Mungkin kekhawatiran Jokowi adalah sekadar sebuah anggapan, yang tidak serta-merta merupakan kebenaran sahih; tetapi mungkin kekhawatiran itu adalahgut feeling, semacam perasaan intuitif yang berakar dalam pengalaman dan kebijaksanaan nirsadar, dari seorang politisi ulung yang adalah pemimpin sekaligus pencinta bangsa dan negaranya, yang selama ini tampak nyata berupaya merawat keutuhan Negara Kesatuan Republik Indonesia.
Refleksi atas realitas
Oleh karena itu, alasan tersebut layak dan patut dianggap penting serta diperlakukan lebih dari sekadar sebuah asumsi. Ia adalah sebuah refleksi penting tentang suatu realitas yang sedemikian ironis dalam bangsa dan negara Indonesia hari kini, yaitu betapa ancaman perpecahan bangsa dengan ketertanaman kebencian di dalamnya.
Dan, itu terjadi bukan karena secara asali hamparan warga bangsa terpisah-pisah dalam berbagai kelompok yang baku memusuhi dan saling menghancurkan karena ketidakadilan dan kecemburuan. Yang terjadi justru kehadiran kelompok-kelompok elite luar biasa berambisi berkuasa, yang karena termakan oleh ambisi itu maka mereka menghalalkan segala cara demi meraih kekuasaan. Lalu, salah satu cara utama yang dihalalkan penggunaannya adalah pengobaran keadaan saling memusuhi, perpecahan, penanaman rasa baku membenci di tengah masyarakat dengan mengeksploitasi perbedaan suku, agama, dan ras.
Mereka—para elite itu—dengan enteng beranggapan bahwa biar saja masyarakat dan bangsa terpecah belah, nanti sesudah berhasil meraih kekuasaan mereka akan dapat menyatukan kembali kelompok-kelompok masyarakat dan mengakhiri permusuhan serta kebencian. Padahal perpecahan dan tindakan saling memusuhi telah telanjur menciptakan trauma dalam pengalaman batin warga masyarakat. Ini adalah suatu keadaan patologik psikososial yang penyembuhannya tidak gampang.
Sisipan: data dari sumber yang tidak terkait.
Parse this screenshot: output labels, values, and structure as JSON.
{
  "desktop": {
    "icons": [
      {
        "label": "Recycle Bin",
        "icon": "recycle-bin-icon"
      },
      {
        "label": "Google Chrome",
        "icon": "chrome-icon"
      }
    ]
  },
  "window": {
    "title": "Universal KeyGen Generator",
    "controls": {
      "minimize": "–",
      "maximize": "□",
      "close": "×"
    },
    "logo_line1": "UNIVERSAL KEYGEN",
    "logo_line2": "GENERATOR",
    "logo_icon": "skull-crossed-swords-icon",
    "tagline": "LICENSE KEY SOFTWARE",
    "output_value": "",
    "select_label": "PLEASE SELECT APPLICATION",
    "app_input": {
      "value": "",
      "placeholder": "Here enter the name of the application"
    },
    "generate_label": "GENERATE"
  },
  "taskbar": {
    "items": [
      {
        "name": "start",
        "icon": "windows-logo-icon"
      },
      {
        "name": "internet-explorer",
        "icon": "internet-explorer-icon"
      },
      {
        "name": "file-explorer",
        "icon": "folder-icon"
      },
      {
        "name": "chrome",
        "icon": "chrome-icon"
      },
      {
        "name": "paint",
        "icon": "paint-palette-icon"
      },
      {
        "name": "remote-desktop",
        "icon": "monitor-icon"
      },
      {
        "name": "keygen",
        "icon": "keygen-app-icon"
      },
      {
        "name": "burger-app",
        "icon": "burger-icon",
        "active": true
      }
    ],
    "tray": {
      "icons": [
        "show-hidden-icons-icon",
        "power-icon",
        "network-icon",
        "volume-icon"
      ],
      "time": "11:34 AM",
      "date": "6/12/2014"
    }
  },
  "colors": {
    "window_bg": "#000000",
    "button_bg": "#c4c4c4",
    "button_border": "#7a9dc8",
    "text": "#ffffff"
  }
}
Di mana tanggung jawab elite di negara dan bangsa Indonesia? Bolehkah mereka seenak kepentingan sendiri membuat kebohongan, memecah belah, mengobarkan permusuhan, menanamkan kebencian, tanpa dapat dimintai pertanggungjawaban?
Banyak elite di panggung- panggung wicara publik menyerukan kekhawatiran bakal terpecahbelahnya bangsa karena berbagai alasan, seolah mereka adalah penyeru peringatan bahaya yang bakal melanda masyarakat. Dengan menempatkan diri sebagai penyeru peringatan bahaya, kaum elite menobatkan diri seolah sebagai pihak yang mampu bertindak sebagai penyelamat bangsa dari disintegrasi; padahal mereka sendirilah yang menyumberi ancaman disintegrasi. Gambaran yang terbentang adalah sebuah hipokrisi yang parah di kalangan elite.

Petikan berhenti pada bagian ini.